The boy was more cared for by his uncle, Anna Ayscoe's brother. As a child, Isaac was a reserved, silent child, with a tendencymake various technical crafts, such as a windmill and a sundial.
School years
In 1955, at the age of 12, Isaac Newton was sent to school. Shortly before this
his stepfather dies, and his mother inherits his fortune, immediately reissuing it to her eldest son. The school was in Grantham, and Newton lived with the local apothecary, Clark. During his studies, his outstanding abilities were revealed, but four years later his mother returned the 16-year-old boy home with the aim of entrusting him with the duties of managing the farm.
But farming was none of his business. Reading books, writing poetry, constructing complex mechanisms - this was the whole of Newton. It was at this moment that his biography determined its direction towards science. Schoolteacher Stokes, Uncle William, and Cambridge University Trinity College member Humphrey Babington worked together to continue teaching Isaac Newton.
Universities
In Cambridge, Newton's brief biography is as follows:
- 1661 - Admission to Trinity College at the University for free tuition as a "sizer" student.
- 1664 - Successfully passing exams and transferring to the next stage of education as a student-"schoolboy", which gave him the right to receive a scholarship and the opportunity to continue his studies.
At the same time, Newton, whose biography recorded a creative upsurge and the beginning of independent scientific activity, met IsaacBarrow, a new mathematics teacher who had a strong influence on the scientist's passion for mathematics.
In total, Trinity College was given a long period of life (30 years) of the great physicist and mathematician, but it was here that he made his first discoveries (binomial expansion for an arbitrary rational exponent and expansion of a function into an infinite series) and created, based on the teachings of Galileo, Descartes and Kepler, the universal system of the world.
Years of great achievements and glory
With the outbreak of the plague in 1665, classes at the college ceased, and Newton left for his estate in Woolsthorpe, where the most significant discoveries were made - optical experiments with the colors of the spectrum, the law of universal gravitation.
In 1667, the scientist returned to Trinity College, where he continued his research in the field of physics, mathematics, and optics.

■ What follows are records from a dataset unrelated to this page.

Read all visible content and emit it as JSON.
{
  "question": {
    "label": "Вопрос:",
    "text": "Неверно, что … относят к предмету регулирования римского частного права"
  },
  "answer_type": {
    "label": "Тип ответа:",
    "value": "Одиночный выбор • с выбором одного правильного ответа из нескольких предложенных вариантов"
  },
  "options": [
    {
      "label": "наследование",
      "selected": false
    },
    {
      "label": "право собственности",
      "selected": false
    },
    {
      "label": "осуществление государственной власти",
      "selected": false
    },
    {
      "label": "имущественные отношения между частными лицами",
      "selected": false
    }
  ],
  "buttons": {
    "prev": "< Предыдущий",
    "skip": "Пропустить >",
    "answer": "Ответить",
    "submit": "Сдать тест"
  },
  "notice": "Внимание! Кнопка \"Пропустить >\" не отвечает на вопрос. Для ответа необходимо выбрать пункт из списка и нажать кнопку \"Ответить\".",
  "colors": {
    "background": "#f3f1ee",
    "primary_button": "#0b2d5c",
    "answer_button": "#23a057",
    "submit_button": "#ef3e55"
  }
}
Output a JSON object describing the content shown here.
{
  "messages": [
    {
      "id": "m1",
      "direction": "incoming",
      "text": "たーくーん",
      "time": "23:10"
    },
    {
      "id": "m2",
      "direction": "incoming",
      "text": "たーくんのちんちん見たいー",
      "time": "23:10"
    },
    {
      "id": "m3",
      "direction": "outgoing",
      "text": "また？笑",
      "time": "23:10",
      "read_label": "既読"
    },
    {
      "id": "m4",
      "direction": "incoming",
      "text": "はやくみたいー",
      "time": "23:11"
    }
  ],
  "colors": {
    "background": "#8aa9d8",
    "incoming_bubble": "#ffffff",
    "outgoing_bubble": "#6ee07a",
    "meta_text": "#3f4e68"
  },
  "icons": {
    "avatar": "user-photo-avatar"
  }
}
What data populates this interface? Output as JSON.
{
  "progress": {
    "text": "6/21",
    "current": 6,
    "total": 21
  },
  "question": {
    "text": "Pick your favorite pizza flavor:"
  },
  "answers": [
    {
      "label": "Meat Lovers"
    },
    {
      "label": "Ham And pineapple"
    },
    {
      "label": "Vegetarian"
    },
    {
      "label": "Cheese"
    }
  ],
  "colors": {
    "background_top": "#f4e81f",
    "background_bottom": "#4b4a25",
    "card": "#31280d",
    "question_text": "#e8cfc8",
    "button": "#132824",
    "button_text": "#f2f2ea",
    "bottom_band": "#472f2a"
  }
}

The telescope he created drew rave reviews from the Royal Society.
In 1705, Newton, whose photo can be found today in every textbook, was the first to be awarded the title of knight precisely for scientific achievements. The number of discoveries in various fields of science is very large. Monumental works in mathematics, fundamentals of mechanics, in the field of astronomy, optics, physics have turned scientists' ideas about the world upside down.